Avro data files do not contain key/value pairs as expected by
Hadoop's MapReduce API, but rather just a sequence of values. Thus
we provide here a layer on top of Hadoop's MapReduce API which
eliminates the key/value distinction.
To use this for jobs whose input and output are Avro data files:
- Subclass {@link org.apache.avro.mapred.AvroMapper} and specify
this as your job's mapper.
- Subclass {@link org.apache.avro.mapred.AvroReducer} and specify
this as your job's reducer and perhaps combiner.
- Depending on whether your mapper uses Avro's specific or
generic API for inputs, call one of {@link
org.apache.avro.mapred.AvroJob#setInputSpecific} or {@link
org.apache.avro.mapred.AvroJob#setInputGeneric} with your input schema.

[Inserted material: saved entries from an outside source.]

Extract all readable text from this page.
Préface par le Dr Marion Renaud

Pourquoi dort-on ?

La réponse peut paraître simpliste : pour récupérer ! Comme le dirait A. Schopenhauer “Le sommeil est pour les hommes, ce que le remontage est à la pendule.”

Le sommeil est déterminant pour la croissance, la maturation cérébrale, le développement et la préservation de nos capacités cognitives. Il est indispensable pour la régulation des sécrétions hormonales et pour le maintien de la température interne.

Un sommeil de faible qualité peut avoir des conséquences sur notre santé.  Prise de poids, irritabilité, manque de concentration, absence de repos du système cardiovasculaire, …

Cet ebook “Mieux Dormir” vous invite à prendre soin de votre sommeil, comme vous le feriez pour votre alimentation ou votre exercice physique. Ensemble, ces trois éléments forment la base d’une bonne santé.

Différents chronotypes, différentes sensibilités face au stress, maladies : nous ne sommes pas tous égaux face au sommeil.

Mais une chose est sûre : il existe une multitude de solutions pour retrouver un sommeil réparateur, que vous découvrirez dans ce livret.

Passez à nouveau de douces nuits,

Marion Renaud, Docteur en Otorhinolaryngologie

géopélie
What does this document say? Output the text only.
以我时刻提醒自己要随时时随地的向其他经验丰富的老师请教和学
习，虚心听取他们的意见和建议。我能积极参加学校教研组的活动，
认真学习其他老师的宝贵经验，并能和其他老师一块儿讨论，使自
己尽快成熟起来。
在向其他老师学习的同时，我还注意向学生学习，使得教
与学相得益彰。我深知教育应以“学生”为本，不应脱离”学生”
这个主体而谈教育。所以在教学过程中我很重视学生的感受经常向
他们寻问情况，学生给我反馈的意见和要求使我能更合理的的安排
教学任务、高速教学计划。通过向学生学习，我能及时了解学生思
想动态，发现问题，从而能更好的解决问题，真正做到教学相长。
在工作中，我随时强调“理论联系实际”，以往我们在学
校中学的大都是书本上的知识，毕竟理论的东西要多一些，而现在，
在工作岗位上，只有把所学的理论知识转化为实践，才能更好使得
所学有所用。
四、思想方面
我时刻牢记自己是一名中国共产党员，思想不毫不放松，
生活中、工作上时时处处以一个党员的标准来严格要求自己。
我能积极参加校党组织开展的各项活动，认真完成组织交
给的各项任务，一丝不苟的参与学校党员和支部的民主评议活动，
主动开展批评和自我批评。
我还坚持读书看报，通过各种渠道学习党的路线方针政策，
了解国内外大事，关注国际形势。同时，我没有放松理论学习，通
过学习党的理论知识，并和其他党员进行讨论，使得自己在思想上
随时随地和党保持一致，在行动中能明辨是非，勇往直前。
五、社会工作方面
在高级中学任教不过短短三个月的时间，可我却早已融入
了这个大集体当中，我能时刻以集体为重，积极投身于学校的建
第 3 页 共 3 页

- Depending on whether your job uses Avro's specific or generic
API for outputs, call one of {@link
org.apache.avro.mapred.AvroJob#setOutputSpecific} or {@link
org.apache.avro.mapred.AvroJob#setOutputGeneric} with your output
schema.
- Specify input files with {@link org.apache.hadoop.mapred.FileInputFormat#setInputPaths}
- Specify an output directory with {@link
org.apache.hadoop.mapred.FileOutputFormat#setOutputPath}
- Run your job with {@link org.apache.hadoop.mapred.JobClient#runJob}